Ruling in favor of a suit by consumer advocacy groups, the court told the German Breweries Association that they cannot advertise the claimed beneficial health effects of their brews.
The court said such claims were not in harmony with Europe-wide regulations.
The suit was filed to challenge German brewers’ various claims that beer promoted good looks and helped to ward off heart, gall bladder, kidney stone and osteoporosis ailments.
EU sanctions widen on Syria
BRUSSELS – The European Union expanded its sanctions against Syria on Monday, imposing asset freezes and travel bans against five more military and government officials.

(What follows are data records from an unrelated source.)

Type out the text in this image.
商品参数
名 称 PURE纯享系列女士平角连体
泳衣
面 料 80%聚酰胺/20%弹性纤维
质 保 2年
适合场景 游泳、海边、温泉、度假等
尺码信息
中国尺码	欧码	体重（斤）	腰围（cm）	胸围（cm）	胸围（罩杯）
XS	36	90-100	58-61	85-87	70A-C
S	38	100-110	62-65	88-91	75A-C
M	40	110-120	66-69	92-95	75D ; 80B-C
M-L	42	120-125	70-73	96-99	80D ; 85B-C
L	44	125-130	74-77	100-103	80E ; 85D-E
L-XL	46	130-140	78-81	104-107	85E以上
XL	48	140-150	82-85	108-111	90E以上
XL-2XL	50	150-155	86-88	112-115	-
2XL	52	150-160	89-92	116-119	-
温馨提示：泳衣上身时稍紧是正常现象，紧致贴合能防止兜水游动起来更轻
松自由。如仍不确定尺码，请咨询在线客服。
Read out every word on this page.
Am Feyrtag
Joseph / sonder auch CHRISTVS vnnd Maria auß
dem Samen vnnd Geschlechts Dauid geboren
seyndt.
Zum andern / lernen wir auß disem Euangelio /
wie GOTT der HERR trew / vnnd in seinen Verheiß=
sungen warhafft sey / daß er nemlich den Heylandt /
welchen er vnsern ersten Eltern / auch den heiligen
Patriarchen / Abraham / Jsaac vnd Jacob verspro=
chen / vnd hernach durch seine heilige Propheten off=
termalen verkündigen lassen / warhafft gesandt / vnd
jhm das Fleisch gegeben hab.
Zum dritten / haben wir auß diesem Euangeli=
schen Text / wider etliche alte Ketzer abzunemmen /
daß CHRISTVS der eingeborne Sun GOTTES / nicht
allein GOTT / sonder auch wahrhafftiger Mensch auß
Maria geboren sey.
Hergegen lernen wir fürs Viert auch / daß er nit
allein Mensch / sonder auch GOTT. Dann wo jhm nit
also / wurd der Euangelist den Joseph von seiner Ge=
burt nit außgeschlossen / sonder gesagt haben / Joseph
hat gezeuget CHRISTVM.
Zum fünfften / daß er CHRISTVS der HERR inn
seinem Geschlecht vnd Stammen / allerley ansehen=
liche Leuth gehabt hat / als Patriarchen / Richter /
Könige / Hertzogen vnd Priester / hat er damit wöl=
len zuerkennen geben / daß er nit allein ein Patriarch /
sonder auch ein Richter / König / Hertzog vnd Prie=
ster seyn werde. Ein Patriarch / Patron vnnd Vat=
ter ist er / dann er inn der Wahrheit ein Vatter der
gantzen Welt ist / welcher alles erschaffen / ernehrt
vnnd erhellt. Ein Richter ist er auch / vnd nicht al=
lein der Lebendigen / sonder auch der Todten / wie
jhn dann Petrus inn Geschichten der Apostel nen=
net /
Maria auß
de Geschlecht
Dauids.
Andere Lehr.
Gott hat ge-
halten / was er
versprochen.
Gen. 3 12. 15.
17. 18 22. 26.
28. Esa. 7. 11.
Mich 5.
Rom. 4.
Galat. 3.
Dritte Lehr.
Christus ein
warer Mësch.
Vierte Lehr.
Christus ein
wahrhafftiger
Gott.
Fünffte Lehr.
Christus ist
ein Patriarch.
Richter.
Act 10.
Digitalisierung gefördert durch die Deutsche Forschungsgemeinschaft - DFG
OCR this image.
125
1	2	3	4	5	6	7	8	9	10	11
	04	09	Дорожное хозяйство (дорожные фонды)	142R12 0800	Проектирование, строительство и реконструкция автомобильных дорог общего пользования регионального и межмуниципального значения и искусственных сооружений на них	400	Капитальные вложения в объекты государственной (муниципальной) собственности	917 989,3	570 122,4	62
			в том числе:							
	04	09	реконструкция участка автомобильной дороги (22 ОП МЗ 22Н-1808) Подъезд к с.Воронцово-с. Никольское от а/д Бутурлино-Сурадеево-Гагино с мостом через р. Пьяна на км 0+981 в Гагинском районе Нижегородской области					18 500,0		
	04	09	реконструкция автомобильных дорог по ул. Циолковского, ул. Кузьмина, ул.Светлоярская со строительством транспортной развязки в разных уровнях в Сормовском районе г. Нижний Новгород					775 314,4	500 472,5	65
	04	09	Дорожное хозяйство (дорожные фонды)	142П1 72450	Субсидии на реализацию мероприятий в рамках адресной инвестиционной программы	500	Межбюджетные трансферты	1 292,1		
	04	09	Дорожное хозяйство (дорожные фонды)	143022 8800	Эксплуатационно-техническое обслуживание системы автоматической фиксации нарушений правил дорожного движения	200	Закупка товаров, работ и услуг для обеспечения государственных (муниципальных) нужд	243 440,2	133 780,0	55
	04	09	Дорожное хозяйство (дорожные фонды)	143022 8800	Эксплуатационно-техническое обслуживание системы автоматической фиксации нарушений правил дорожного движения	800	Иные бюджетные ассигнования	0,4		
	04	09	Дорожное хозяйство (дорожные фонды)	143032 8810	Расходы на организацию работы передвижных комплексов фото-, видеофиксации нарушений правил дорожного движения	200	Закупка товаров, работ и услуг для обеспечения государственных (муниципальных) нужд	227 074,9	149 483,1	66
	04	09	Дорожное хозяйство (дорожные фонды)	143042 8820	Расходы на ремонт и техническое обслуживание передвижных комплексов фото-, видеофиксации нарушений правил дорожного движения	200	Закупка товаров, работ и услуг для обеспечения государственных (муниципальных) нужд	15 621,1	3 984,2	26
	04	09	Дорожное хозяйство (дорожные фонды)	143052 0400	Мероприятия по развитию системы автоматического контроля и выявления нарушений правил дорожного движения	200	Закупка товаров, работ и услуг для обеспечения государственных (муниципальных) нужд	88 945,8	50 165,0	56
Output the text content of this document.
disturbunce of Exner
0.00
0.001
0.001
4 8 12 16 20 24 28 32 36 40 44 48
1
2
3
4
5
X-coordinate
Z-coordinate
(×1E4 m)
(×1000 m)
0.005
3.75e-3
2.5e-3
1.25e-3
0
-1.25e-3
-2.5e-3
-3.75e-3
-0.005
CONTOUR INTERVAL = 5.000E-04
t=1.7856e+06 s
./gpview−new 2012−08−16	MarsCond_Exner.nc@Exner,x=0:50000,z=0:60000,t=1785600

The EU decision brings the number of individuals targeted by the EU to 35, including President Bashar Assad. Four government entities are also on the list.
The EU said it would release the names of the additions to the list today.
The U.N. Security Council met behind closed doors to discuss a revised European-drafted resolution backed by the United States that has been languishing since late May that would condemn the Syrian government’s attacks against civilians. It has faced opposition from Russia, China, India, South Africa and Brazil.
On Monday, Syrian forces shelled the city of Hama for a second day and fired at worshippers heading to Ramadan prayers. Violence on Sunday left 74 people dead throughout the country, according to rights groups.